Spatial Tasking in Human-Robot Collaborative Exploration

Abstract

This work develops a methodology for collaborative human-robot exploration that leverages implicit coordination. Most autonomous single- and multi-robot exploration systems require a remote operator to provide explicit guidance to the robot team. Few works consider how to integrate the human partner alongside robots to provide guidance in the field. A challenge for collaborative human-robot exploration is the efficient communication of goals from the human to the robot. For applications like search and rescue, which are time-sensitive and high-stress endeavors, robot assistants must provide value for human partners to motivate deployment in the field.
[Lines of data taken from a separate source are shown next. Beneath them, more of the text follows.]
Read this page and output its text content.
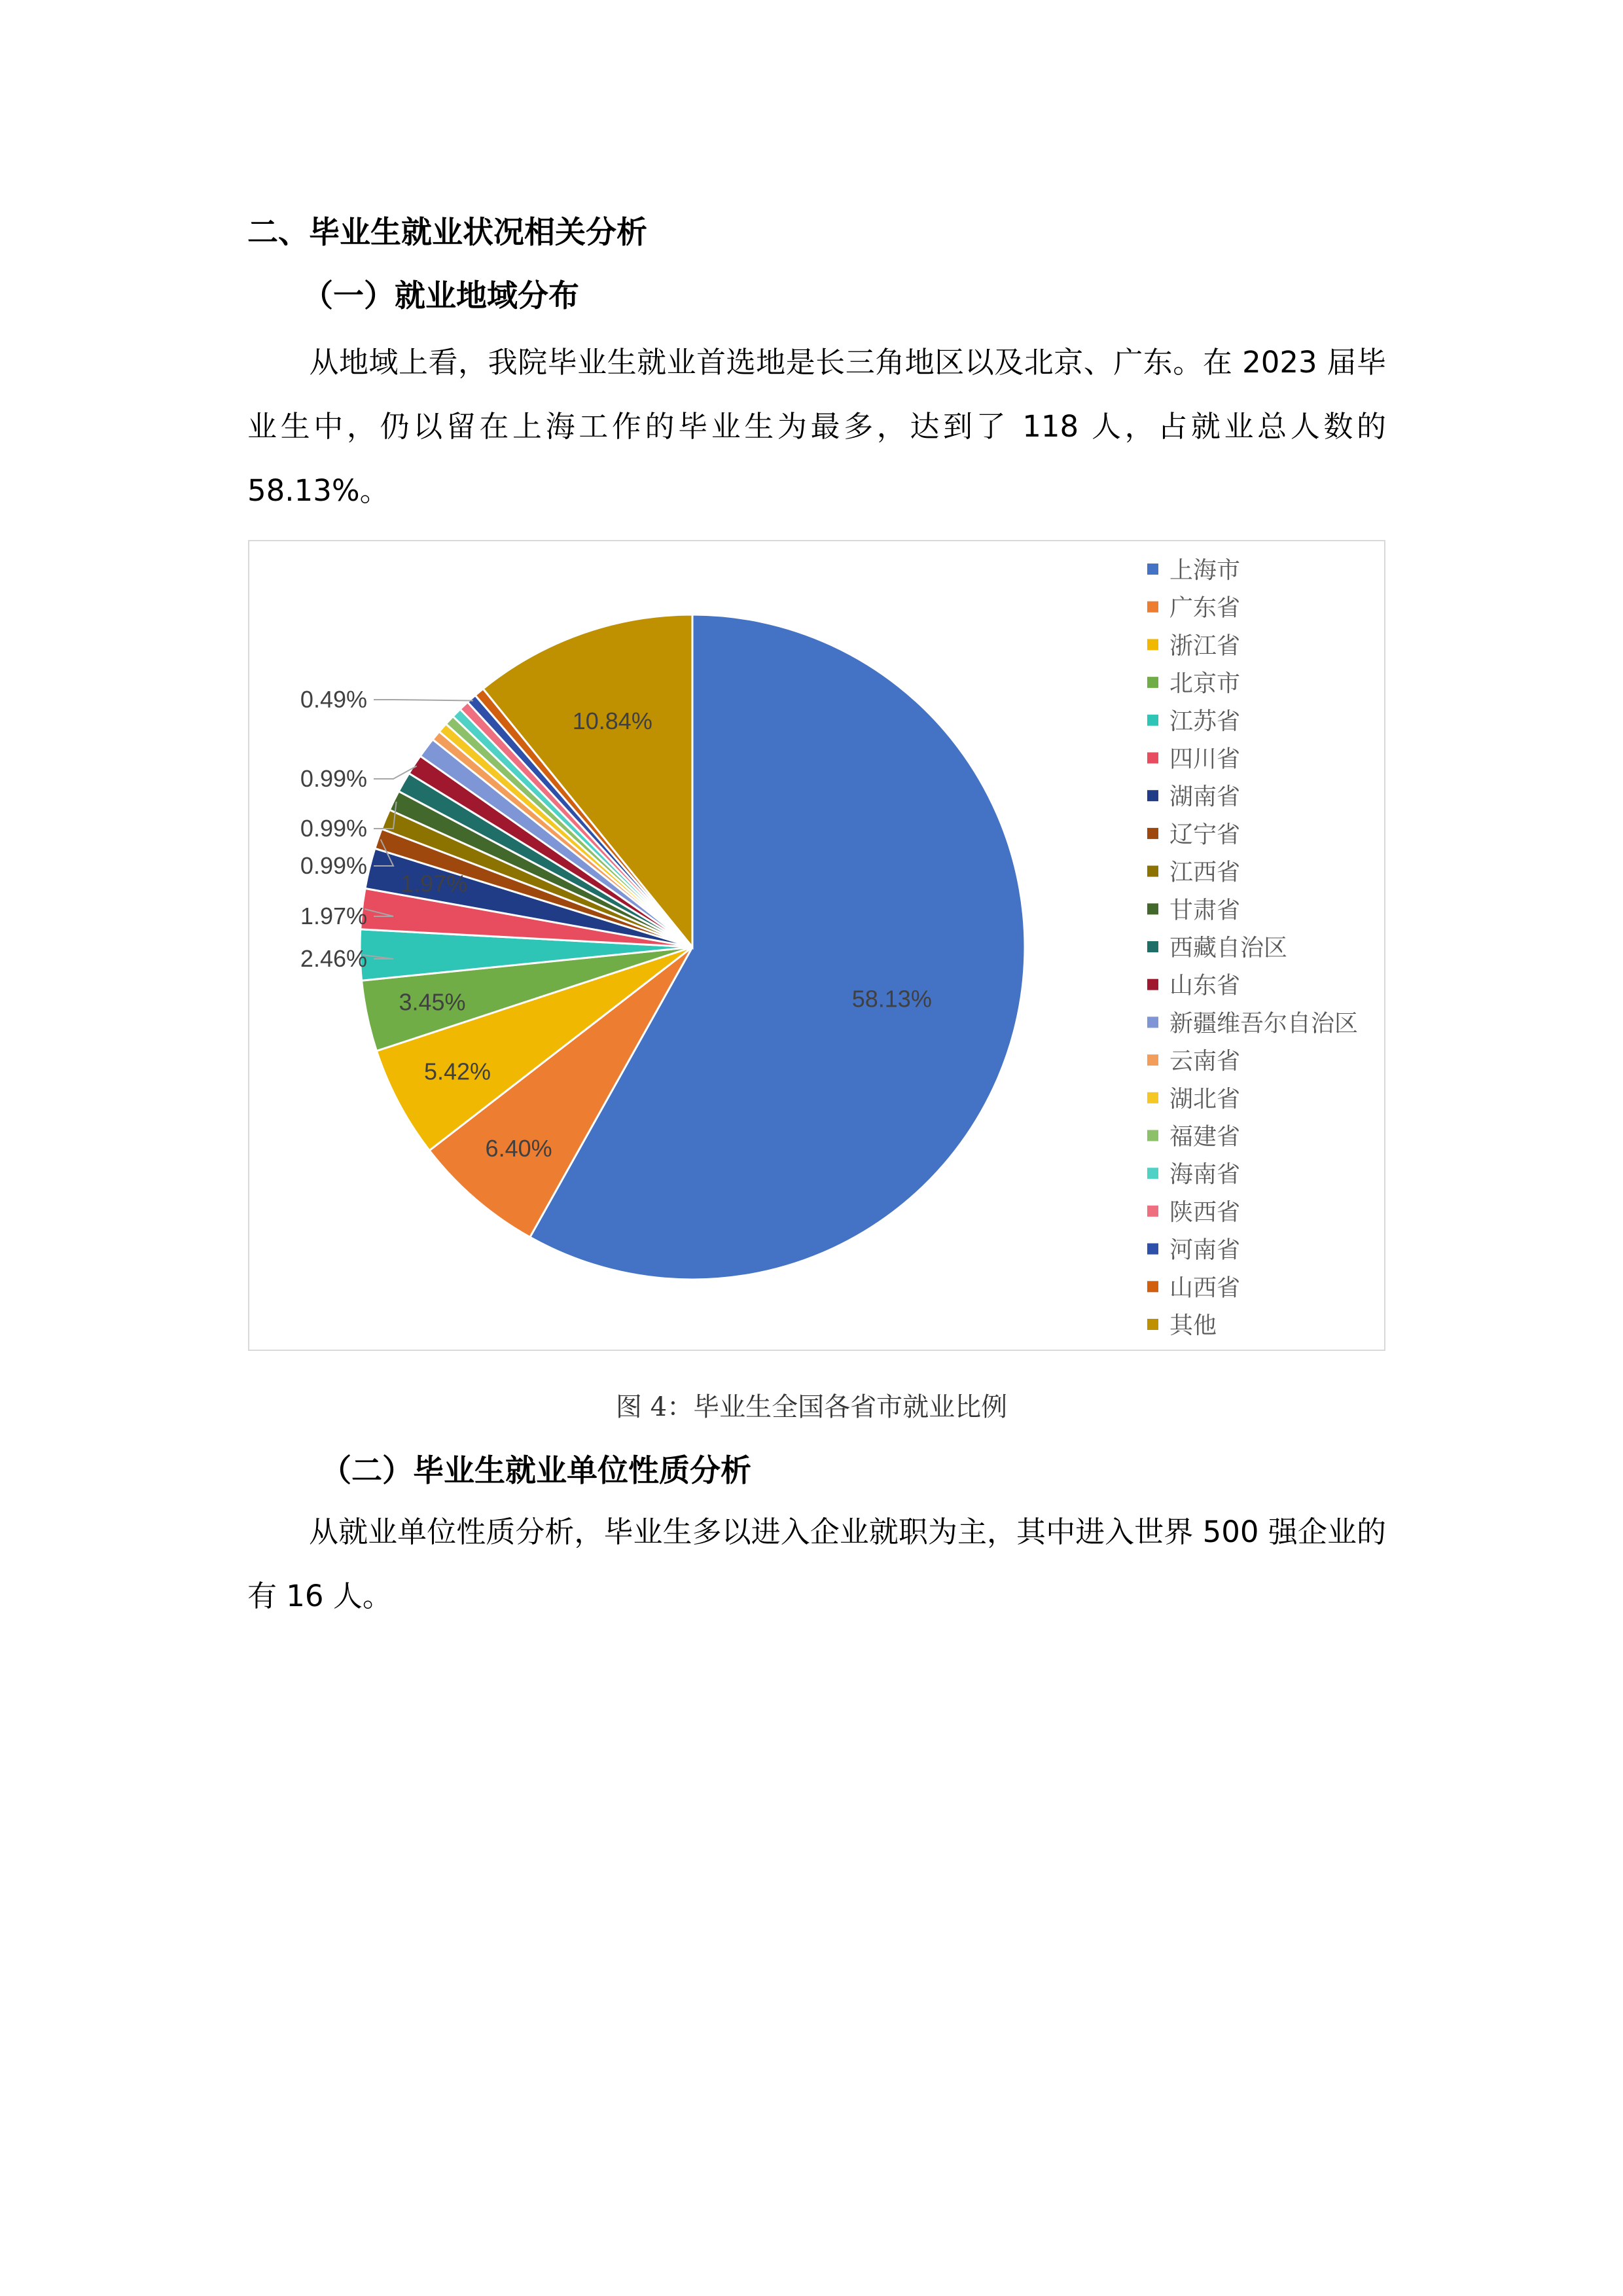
二、毕业生就业状况相关分析
（一）就业地域分布

从地域上看，我院毕业生就业首选地是长三角地区以及北京、广东。在 2023 届毕业生中，仍以留在上海工作的毕业生为最多，达到了 118 人，占就业总人数的 58.13%。

58.13%
6.40%
5.42%
3.45%
2.46%
1.97%
1.97%
0.99%
0.99%
0.99%
0.49%
10.84%
上海市
广东省
浙江省
北京市
江苏省
四川省
湖南省
辽宁省
江西省
甘肃省
西藏自治区
山东省
新疆维吾尔自治区
云南省
湖北省
福建省
海南省
陕西省
河南省
山西省
其他
图 4：毕业生全国各省市就业比例
（二）毕业生就业单位性质分析

从就业单位性质分析，毕业生多以进入企业就职为主，其中进入世界 500 强企业的有 16 人。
In this thesis, we develop a methodology that implicitly communicates a region of interest from a helmet-mounted depth camera on the human’s head to the robot and an information gain-based exploration objective that biases motion planning within the viewpoint provided by the human. We also study the human perception of robot efficiency in a search task to better understand how to design and develop robots that explore alongside human partners. The result is an aerial system that safely accesses regions of interest that may not be immediately viewable or reachable by the human. The approach is evaluated in simulation and with hardware experiments in a motion capture arena. Our findings from the subject study suggest that users’ trust in the robot is highly dependent on mission success. Additionally, participants perceived that they had more control over the robot’s actions when the mission was successful, and the robot as being more in control when the mission failed. The results highlight the importance of designing robust robots with transparent behaviors for successful human-robot collaboration.